Any ways, I just bought a Time Edge Racer Frame, and trying to decide between ordering 08 Red online (I've seen anywhere between $1300-1600) or waiting for 2009 rival for $900's. Please share info if you know of shops willing to sell groups without marking them up too much and when they expect to have stock. Thanks.


----------



## MarvinK (Feb 12, 2002)

Email GVHBikes.com... they always have good SRAM stock.. and prices.


----------



## jtferraro (Jun 28, 2002)

*Did that...*



MarvinK said:


> Email GVHBikes.com... they always have good SRAM stock.. and prices.

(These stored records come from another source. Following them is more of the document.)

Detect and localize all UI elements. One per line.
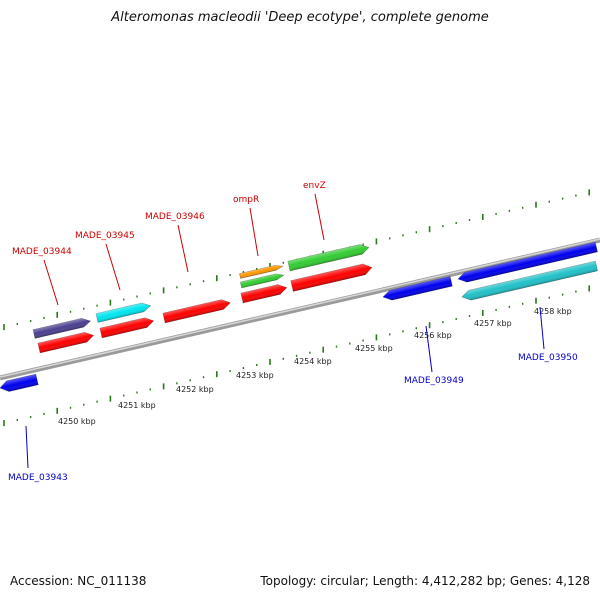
genome-stats-text: Topology: circular; Length: 4,412,282 bp… — [260, 574, 590, 588]
gene-shading — [240, 273, 284, 288]
gene-shading — [290, 263, 372, 292]
gene-arrow — [239, 265, 284, 279]
leader-line — [43, 259, 59, 306]
gene-label: MADE_03950 — [518, 353, 578, 363]
gene-shading — [162, 299, 231, 323]
genome-title: Alteromonas macleodii 'Deep ecotype', co… — [111, 10, 489, 25]
kbp-scale-labels: 4250 kbp 4251 kbp 4252 kbp 4253 kbp 4254 kbp… — [58, 307, 572, 426]
gene-shading — [37, 332, 94, 353]
gene-arrow — [99, 317, 155, 339]
gene-shading — [0, 374, 39, 392]
kbp-label: 4253 kbp — [236, 371, 274, 380]
gene-arrow — [240, 284, 288, 304]
leader-line — [25, 425, 29, 469]
leader-line — [539, 306, 545, 350]
gene-label: MADE_03949 — [404, 376, 464, 386]
gene-arrow — [37, 332, 95, 354]
label-leader-lines — [25, 193, 545, 469]
gene-arrow — [162, 299, 231, 324]
gene-arrow — [32, 318, 92, 339]
kbp-label: 4254 kbp — [294, 357, 332, 366]
kbp-label: 4256 kbp — [414, 331, 452, 340]
gene-label: MADE_03946 — [145, 212, 205, 222]
leader-line — [177, 224, 189, 273]
gene-arrow — [287, 244, 370, 272]
kbp-label: 4252 kbp — [176, 385, 214, 394]
leader-line — [105, 243, 121, 291]
gene-shading — [383, 276, 453, 301]
kbp-label: 4250 kbp — [58, 417, 96, 426]
gene-shading — [99, 317, 154, 338]
leader-line — [314, 193, 325, 241]
gene-arrow — [0, 373, 39, 392]
kbp-label: 4255 kbp — [355, 344, 393, 353]
gene-label: MADE_03945 — [75, 231, 135, 241]
gene-shading — [95, 303, 151, 323]
kbp-label: 4251 kbp — [118, 401, 156, 410]
gene-arrow — [457, 241, 598, 283]
gene-shading — [287, 244, 369, 271]
kbp-label: 4257 kbp — [474, 319, 512, 328]
leader-line — [249, 207, 259, 257]
gene-shading — [239, 265, 283, 279]
gene-arrow — [290, 263, 373, 292]
gene-arrow — [382, 276, 453, 301]
gene-arrow — [461, 260, 598, 301]
backbone-highlight — [0, 238, 600, 378]
accession-text: Accession: NC_011138 — [10, 574, 147, 588]
kbp-label: 4258 kbp — [534, 307, 572, 316]
gene-shading — [240, 284, 287, 303]
gene-shading — [32, 318, 91, 339]
gene-label: MADE_03944 — [12, 247, 72, 257]
backbone-line — [0, 237, 600, 381]
lower-tick-track — [3, 285, 591, 427]
gene-shading — [462, 261, 598, 301]
leader-line — [425, 325, 433, 373]
gene-features — [0, 241, 598, 392]
gene-arrow — [239, 273, 285, 289]
gene-label: ompR — [233, 195, 259, 205]
gene-shading — [458, 242, 598, 283]
gene-label: MADE_03943 — [8, 473, 68, 483]
gene-arrow — [95, 302, 152, 323]
gene-label: envZ — [303, 181, 326, 191]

Here's Tom @GVHbikes' reply:
***********************************
Jeff,
If SRAM follows their pattern, they will do a ton of advertising all year for parts that won't be available until next February.
At this point it is the silver Rival that is available.
Thanks,
Tom
***********************************


----------



## MarvinK (Feb 12, 2002)

Heh. Ya, I ended up waiting over the winter for Force and didnt get it until spring 07. Seems like they only have a few sets available the year before--and only distribute them to the biggest bike shops. I know they're going to be shipping at least some in the next few months. Cervelo already is advertising bikes with 09 SRAM Force.


----------